Когда супружеская пара осматривала Пизанскую башню, муж воскликнул:
- О, смотри, какая она кривая!
На что жена ответила:
- Ой, кто бы говорил!
И сам Вознесенский писал, правда, от лица создателя башни - Чеглокова:
В обмороке Пиза, худеет Эйфелева.
Народу требуется вертикаль.
Мой характер - башня. Другие дрейфили.
Стиль из этого вытекал.[7]
Но эта необходимая народу вертикаль, Сухарева башня, как и храм Христа-спасителя, была снесена коммунистами. И от своего лица Вознесенский говорит о ней совсем иное:
по какой-то штольне
я опустился...
Я шел в закоулках памяти.[8]
Опять мы видим, что в результате кастрации образовалась щель, штольня, темные закоулки памяти.
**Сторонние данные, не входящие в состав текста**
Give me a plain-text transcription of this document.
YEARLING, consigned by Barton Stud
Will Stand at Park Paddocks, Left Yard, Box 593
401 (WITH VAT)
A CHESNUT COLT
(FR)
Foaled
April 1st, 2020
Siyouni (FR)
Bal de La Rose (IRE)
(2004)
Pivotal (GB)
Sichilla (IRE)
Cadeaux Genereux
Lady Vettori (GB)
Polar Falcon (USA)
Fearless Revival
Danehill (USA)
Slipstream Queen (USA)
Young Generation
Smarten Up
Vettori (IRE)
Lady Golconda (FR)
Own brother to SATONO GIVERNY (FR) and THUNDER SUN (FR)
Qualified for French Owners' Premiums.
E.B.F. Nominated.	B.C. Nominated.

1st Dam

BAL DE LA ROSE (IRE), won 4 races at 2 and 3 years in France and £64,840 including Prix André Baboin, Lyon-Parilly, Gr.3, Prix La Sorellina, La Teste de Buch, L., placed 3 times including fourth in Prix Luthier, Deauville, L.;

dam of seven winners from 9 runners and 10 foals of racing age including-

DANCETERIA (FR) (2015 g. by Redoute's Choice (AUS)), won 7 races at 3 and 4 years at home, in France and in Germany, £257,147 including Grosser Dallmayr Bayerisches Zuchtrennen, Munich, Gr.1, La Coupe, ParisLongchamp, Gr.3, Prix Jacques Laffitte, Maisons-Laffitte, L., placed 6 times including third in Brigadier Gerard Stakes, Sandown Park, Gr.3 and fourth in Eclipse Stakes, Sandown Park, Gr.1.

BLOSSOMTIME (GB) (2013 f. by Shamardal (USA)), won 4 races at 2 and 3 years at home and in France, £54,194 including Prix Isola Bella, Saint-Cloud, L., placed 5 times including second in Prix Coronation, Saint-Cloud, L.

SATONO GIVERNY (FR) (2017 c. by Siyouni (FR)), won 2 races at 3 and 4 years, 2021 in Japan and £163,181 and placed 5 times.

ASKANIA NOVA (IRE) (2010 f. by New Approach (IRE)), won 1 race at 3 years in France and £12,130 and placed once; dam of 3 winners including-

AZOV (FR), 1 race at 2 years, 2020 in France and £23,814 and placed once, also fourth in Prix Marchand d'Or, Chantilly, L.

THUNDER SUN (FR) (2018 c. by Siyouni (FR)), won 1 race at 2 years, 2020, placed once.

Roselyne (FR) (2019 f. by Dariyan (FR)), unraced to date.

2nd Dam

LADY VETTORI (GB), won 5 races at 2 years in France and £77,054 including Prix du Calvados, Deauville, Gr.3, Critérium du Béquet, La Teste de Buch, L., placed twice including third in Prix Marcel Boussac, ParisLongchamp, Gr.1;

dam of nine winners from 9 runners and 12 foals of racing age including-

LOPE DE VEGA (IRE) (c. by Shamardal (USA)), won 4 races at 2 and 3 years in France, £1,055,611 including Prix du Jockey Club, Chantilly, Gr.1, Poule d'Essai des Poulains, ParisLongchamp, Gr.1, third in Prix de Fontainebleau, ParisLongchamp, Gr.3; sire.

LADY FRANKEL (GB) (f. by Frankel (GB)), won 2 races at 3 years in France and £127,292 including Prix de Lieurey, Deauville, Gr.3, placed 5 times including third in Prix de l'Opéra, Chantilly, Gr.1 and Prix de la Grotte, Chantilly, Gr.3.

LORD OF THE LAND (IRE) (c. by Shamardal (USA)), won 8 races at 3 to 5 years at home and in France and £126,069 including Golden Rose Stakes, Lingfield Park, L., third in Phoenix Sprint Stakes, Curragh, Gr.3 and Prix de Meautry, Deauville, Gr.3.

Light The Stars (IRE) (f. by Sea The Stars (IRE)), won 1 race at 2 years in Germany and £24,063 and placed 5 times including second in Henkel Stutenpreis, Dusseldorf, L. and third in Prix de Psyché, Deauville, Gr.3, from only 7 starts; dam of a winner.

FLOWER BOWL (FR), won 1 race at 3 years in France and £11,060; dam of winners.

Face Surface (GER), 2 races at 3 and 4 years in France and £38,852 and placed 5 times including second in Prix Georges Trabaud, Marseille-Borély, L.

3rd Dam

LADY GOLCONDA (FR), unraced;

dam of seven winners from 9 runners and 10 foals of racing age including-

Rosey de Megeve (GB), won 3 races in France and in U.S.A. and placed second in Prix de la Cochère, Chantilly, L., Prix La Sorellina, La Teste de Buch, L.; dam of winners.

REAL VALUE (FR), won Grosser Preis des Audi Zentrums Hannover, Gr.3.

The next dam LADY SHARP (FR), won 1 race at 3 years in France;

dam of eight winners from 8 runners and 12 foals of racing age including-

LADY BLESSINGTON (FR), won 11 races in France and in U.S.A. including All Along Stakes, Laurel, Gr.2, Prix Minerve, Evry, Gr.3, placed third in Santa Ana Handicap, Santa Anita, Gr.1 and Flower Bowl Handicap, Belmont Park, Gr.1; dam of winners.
На самом деле, на месте башни был асфальт. И стихи не писались - до тех пор, пока на Колхозной улице не начались дорожные работы, и асфальт не вскрыли. Вознесенский раз за разом неосознанно выстраивает все тот же символический ряд. А о самой башне, в полном соответствии с известной нам кастрационной символикой, он пишет:
Разъятая, как будто змей протяжный,
она лежит. И ждет живой воды.[9]
Эта цитата как будто списана из «Психоанализа детских неврозов» Зигмунда Фрейда. Я хочу привести здесь параллельную цитату из этой знаменитой истории человека с волками, истории Сергея Панкеева.
Такое решение не покончило с темой о кастрации; во всем, что он слышал, он находил новые намеки на нее. Когда однажды детям дали окрашенные продолговатые конфеты, то гувернантка, склонная к диким фантазиям, объявила, что это куски разрезанных змей. Это напомнило ему, что отец однажды во время гулянья увидел змею и разрубил ее своей палкой на куски.[10]
Я хотел бы подробнее рассмотреть здесь символику Сухаревой башни, т. к. она, по словам Вознесенского, «стала символом города, ... душевным нутром Москвы».[11] Что такое Сухарева башня в восприятии Вознесенского? Во-первых, это кастрированная вертикаль, кастрированная мужественность, от которой осталась лишь темная вагинальная штольня. Во-вторых, это уже, безусловно, женщина.
Она была женщиною - я понял -
стихийной, путанною, запойной.[12]
И дело тут совсем не в том, что слово «башня» женского рода. В Москве есть колокольня Ивана Великого, и хотя слово «колокольня» не менее женского рода - но, тем не менее, в-третьих:
На Сухаревой башне Иван Великий женится!
В Москве землетрясение, как брачная кровать.[13]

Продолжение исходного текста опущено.